Unfortunately, times are changing and I am concerned every day that one of my officers will be attacked. We are used to knowing that we may have to respond to an incident where we will be placed in danger, but now, because of the unprovoked attacks and ambushes, we have to watch our backs constantly, even on down time or off duty.” — Allegany County Sheriff Rick Whitney

You’d like to think that proposed legislation to execute people would be based on an actual observable trend. Allegany County Sheriff Rick Whitney proposes a nationwide, automatic, mandatory death penalty on the basis of a claim that “unfortunately, times are changing” so that officers are more likely to die on duty. But is this true?

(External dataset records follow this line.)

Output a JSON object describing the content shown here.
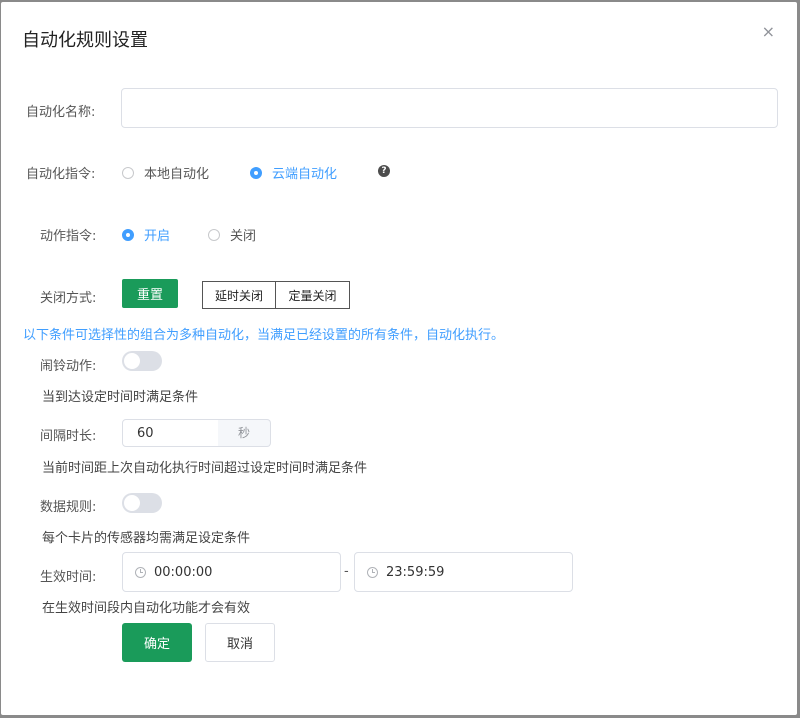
{
  "dialog": {
    "title": "自动化规则设置",
    "close_glyph": "×"
  },
  "fields": {
    "name": {
      "label": "自动化名称:",
      "value": "",
      "placeholder": ""
    },
    "command": {
      "label": "自动化指令:",
      "options": [
        {
          "label": "本地自动化",
          "checked": false
        },
        {
          "label": "云端自动化",
          "checked": true
        }
      ],
      "help_icon": "?"
    },
    "action": {
      "label": "动作指令:",
      "options": [
        {
          "label": "开启",
          "checked": true
        },
        {
          "label": "关闭",
          "checked": false
        }
      ]
    },
    "close_mode": {
      "label": "关闭方式:",
      "reset_button": "重置",
      "delay_button": "延时关闭",
      "quantity_button": "定量关闭"
    }
  },
  "info_text": "以下条件可选择性的组合为多种自动化，当满足已经设置的所有条件，自动化执行。",
  "conditions": {
    "alarm": {
      "label": "闹铃动作:",
      "enabled": false,
      "note": "当到达设定时间时满足条件"
    },
    "interval": {
      "label": "间隔时长:",
      "value": "60",
      "unit": "秒",
      "note": "当前时间距上次自动化执行时间超过设定时间时满足条件"
    },
    "data_rule": {
      "label": "数据规则:",
      "enabled": false,
      "note": "每个卡片的传感器均需满足设定条件"
    },
    "effective": {
      "label": "生效时间:",
      "start": "00:00:00",
      "separator": "-",
      "end": "23:59:59",
      "note": "在生效时间段内自动化功能才会有效"
    }
  },
  "footer": {
    "confirm": "确定",
    "cancel": "取消"
  },
  "colors": {
    "primary_green": "#1a9b5a",
    "accent_blue": "#409eff"
  }
}
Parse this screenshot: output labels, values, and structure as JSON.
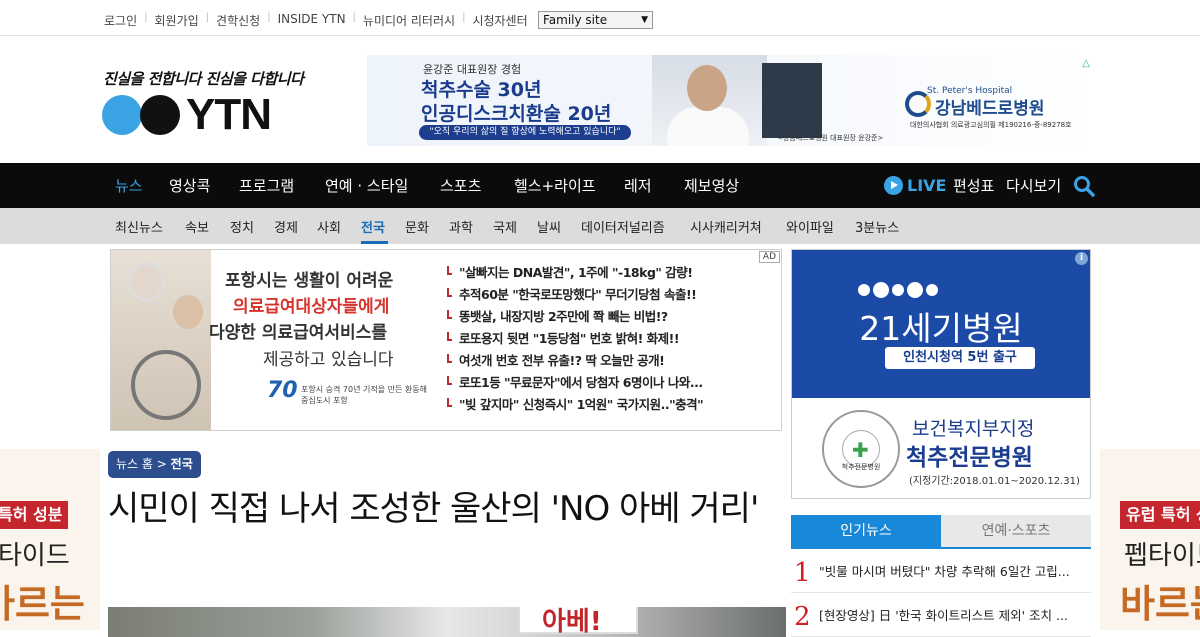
{
  "topbar": {
    "links": [
      "로그인",
      "회원가입",
      "견학신청",
      "INSIDE YTN",
      "뉴미디어 리터러시",
      "시청자센터"
    ],
    "family_site": "Family site"
  },
  "logo": {
    "slogan": "진실을 전합니다  진심을 다합니다",
    "text": "YTN"
  },
  "top_ad": {
    "kicker": "윤강준 대표원장 경험",
    "line1": "척추수술 30년",
    "line2": "인공디스크치환술 20년",
    "pill": "\"오직 우리의 삶의 질 향상에 노력해오고 있습니다\"",
    "caption": "<강남베드로병원 대표원장 윤강준>",
    "hospital_en": "St. Peter's Hospital",
    "hospital": "강남베드로병원",
    "hospital_sub": "대한의사협회 의료광고심의필 제190216-중-89278호"
  },
  "main_nav": {
    "items": [
      "뉴스",
      "영상콕",
      "프로그램",
      "연예 · 스타일",
      "스포츠",
      "헬스+라이프",
      "레저",
      "제보영상"
    ],
    "live": "LIVE",
    "schedule": "편성표",
    "replay": "다시보기"
  },
  "sub_nav": {
    "items": [
      "최신뉴스",
      "속보",
      "정치",
      "경제",
      "사회",
      "전국",
      "문화",
      "과학",
      "국제",
      "날씨",
      "데이터저널리즘",
      "시사캐리커쳐",
      "와이파일",
      "3분뉴스"
    ]
  },
  "mid_ad": {
    "ad_label": "AD",
    "copy": [
      "포항시는 생활이 어려운",
      "의료급여대상자들에게",
      "다양한 의료급여서비스를",
      "제공하고 있습니다"
    ],
    "emblem": "70",
    "emblem_sub": "포항시 승격 70년\n기적을 만든 환동해 중심도시 포항",
    "links": [
      "\"살빠지는 DNA발견\", 1주에 \"-18kg\" 감량!",
      "추적60분 \"한국로또망했다\" 무더기당첨 속출!!",
      "똥뱃살, 내장지방 2주만에 쫙 빼는 비법!?",
      "로또용지 뒷면 \"1등당첨\" 번호 밝혀! 화제!!",
      "여섯개 번호 전부 유출!? 딱 오늘만 공개!",
      "로또1등 \"무료문자\"에서 당첨자 6명이나 나와...",
      "\"빚 갚지마\" 신청즉시\" 1억원\" 국가지원..\"충격\""
    ]
  },
  "right_ad": {
    "name": "21세기병원",
    "exit": "인천시청역 5번 출구",
    "seal": "척추전문병원",
    "h1": "보건복지부지정",
    "h2": "척추전문병원",
    "h3": "(지정기간:2018.01.01~2020.12.31)"
  },
  "popular": {
    "tab_news": "인기뉴스",
    "tab_ent": "연예·스포츠",
    "items": [
      {
        "num": "1",
        "title": "\"빗물 마시며 버텼다\" 차량 추락해 6일간 고립..."
      },
      {
        "num": "2",
        "title": "[현장영상] 日 '한국 화이트리스트 제외' 조치 ..."
      }
    ]
  },
  "article": {
    "crumb_home": "뉴스 홈",
    "crumb_sep": ">",
    "crumb_section": "전국",
    "headline": "시민이 직접 나서 조성한 울산의 'NO 아베 거리'",
    "photo_sign": "아베!"
  },
  "edge_ads": {
    "left": {
      "tag": "특허 성분",
      "l2": "타이드",
      "l3": "바르는"
    },
    "right": {
      "tag": "유럽 특허 성",
      "l2": "펩타이드",
      "l3": "바르는"
    }
  }
}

The National Law Enforcement Officers Memorial Fund maintains a daily-updated database of police fatalities in the United States, one that goes back many years. Here at the end of 2016, 135 officers have died on duty. This is, of course, a shame. But does this reflect a significant upturn? Let’s look at the actual trend measured by the NLEOMF:

Police Officer Fatalities per Year, from 1900 to 2016

Times do change; that’s what time does. If anything, however, the trend over the last generation is that even as the U.S. population has risen, the annual count of officer fatalities has gone down. We keep hearing that we have entered a “post-truth” era in our national politics. But whether that’s true is really up to us as a people and the aggregated collection of decisions we make. It is not a statement against police officers to note that the number of police officers who die on duty has gone down over recent years, not up. It is not a statement based on truth for a person, be they a Sheriff or anyone else, to imply otherwise.